When examining perceptions of nurses and pharmacists, there is little difference between ratings from older and younger patients. When evaluating doctors, however, younger people are far more likely to give higher ethical ratings than are older people. Among those aged 18 to 29, 70% give doctors high ethics ratings (including 21% who give a very high rating); that number is just 56% among people aged 65 and older (and includes only 5% who rate their ethics as very high).

Gender also appears to play a significant role in the lower ratings of doctors compared to other medical professionals. Men over and under the age of 50 do not differ notably in their ethical ratings of doctors. Younger and older women, however, vary significantly. Two-thirds (67%) of women under the age of 50 give high or very high ratings to doctors, compared to just 56% of women aged 50 or older.

Key Points

Americans give medical professionals high ratings in terms of ethics and honesty. Nurses come out on top, followed by pharmacists, and trailed by doctors -- all of which rank in the top five among all professions Gallup measured.

Yet doctors in particular seem to face an interesting challenge with regard to the way they are perceived by women over the age of 50. Older women are far less likely than younger women to give high honesty and ethics ratings to doctors, and also appear to be somewhat less likely to give high ratings than both younger and older men. The reasons for this variation may stem from differing expectations of doctors on the part of older women, or the differing types of medical care that women in this age group require.

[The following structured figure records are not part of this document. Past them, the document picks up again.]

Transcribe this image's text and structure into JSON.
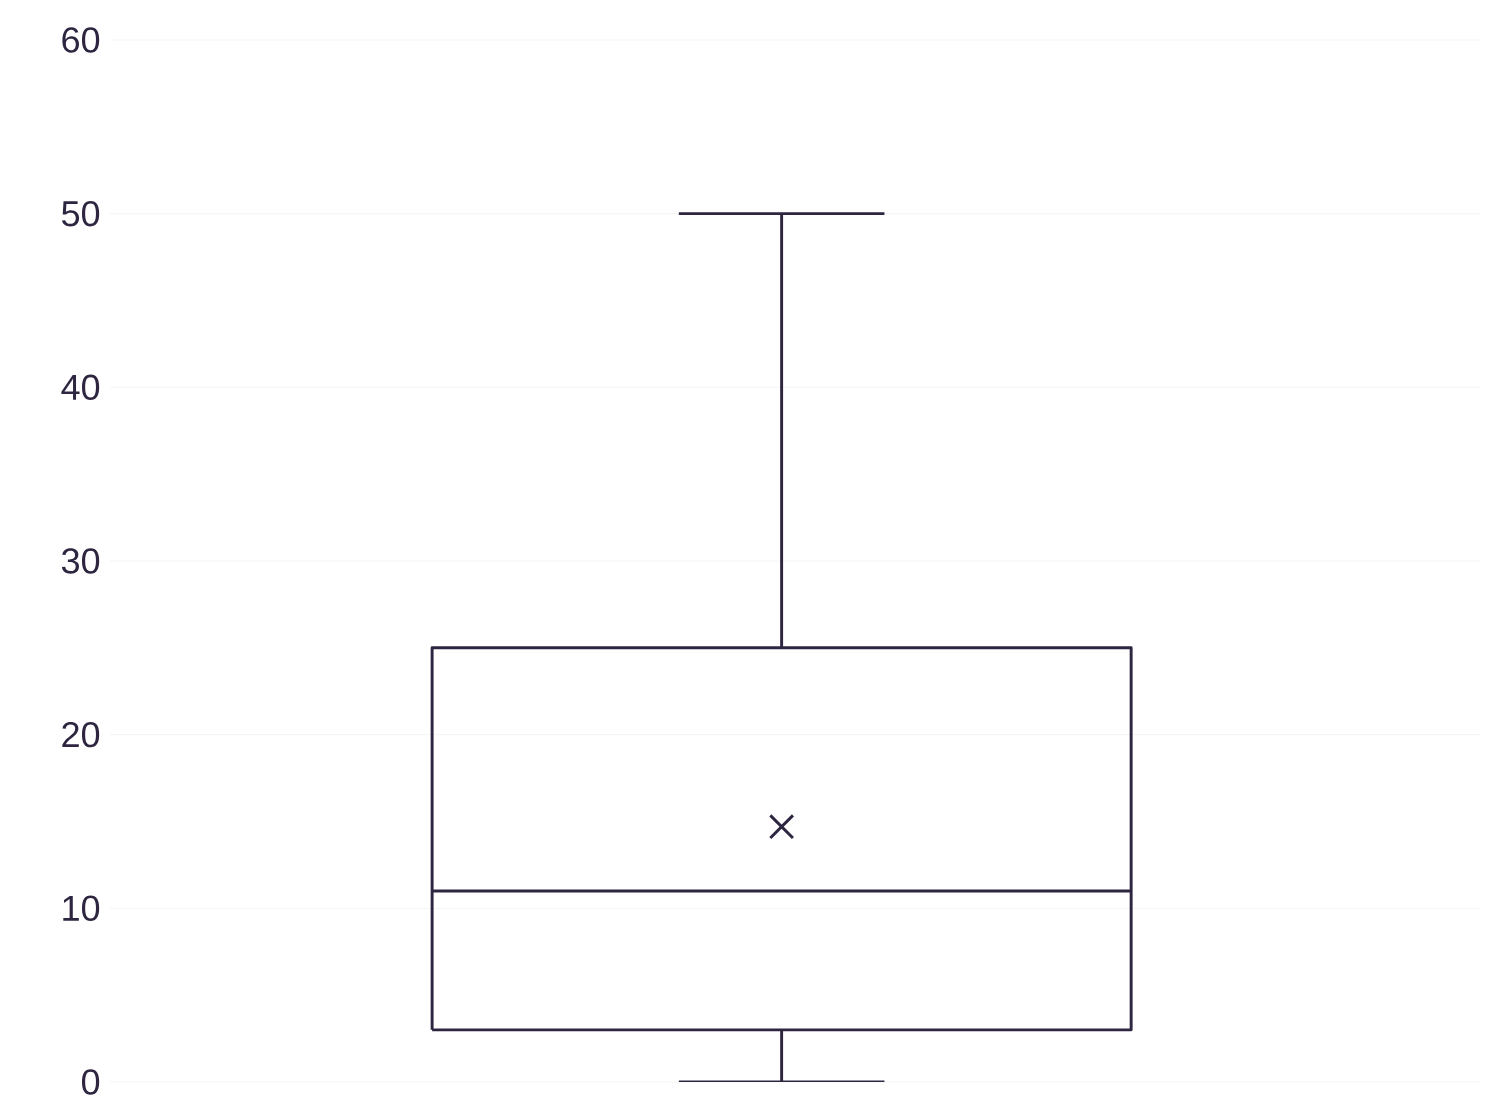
{
  "chart_data": {
    "type": "box",
    "categories": [
      null
    ],
    "boxes": [
      {
        "low": 0,
        "q1": 3,
        "median": 11,
        "q3": 25,
        "high": 50,
        "mean": 14.7
      }
    ],
    "color": "#2e2640",
    "ylim": [
      0,
      60
    ],
    "yticks": [
      0,
      10,
      20,
      30,
      40,
      50,
      60
    ],
    "grid": "y",
    "tick_labels": "y"
  }
}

Regardless of the source of the difference, however, it is clear that doctors may need to devote extra effort to gaining the trust of their older female patients.

*These results are based on telephone interviews with a randomly selected national sample of 1,017 adults, aged 18 and older, conducted Nov. 22-24, 2002. For results based on this sample, one can say with 95% confidence that the maximum error attributable to sampling and other random effects is ±3%. In addition to sampling error, question wording and practical difficulties in conducting surveys can introduce error or bias into the findings of public opinion polls.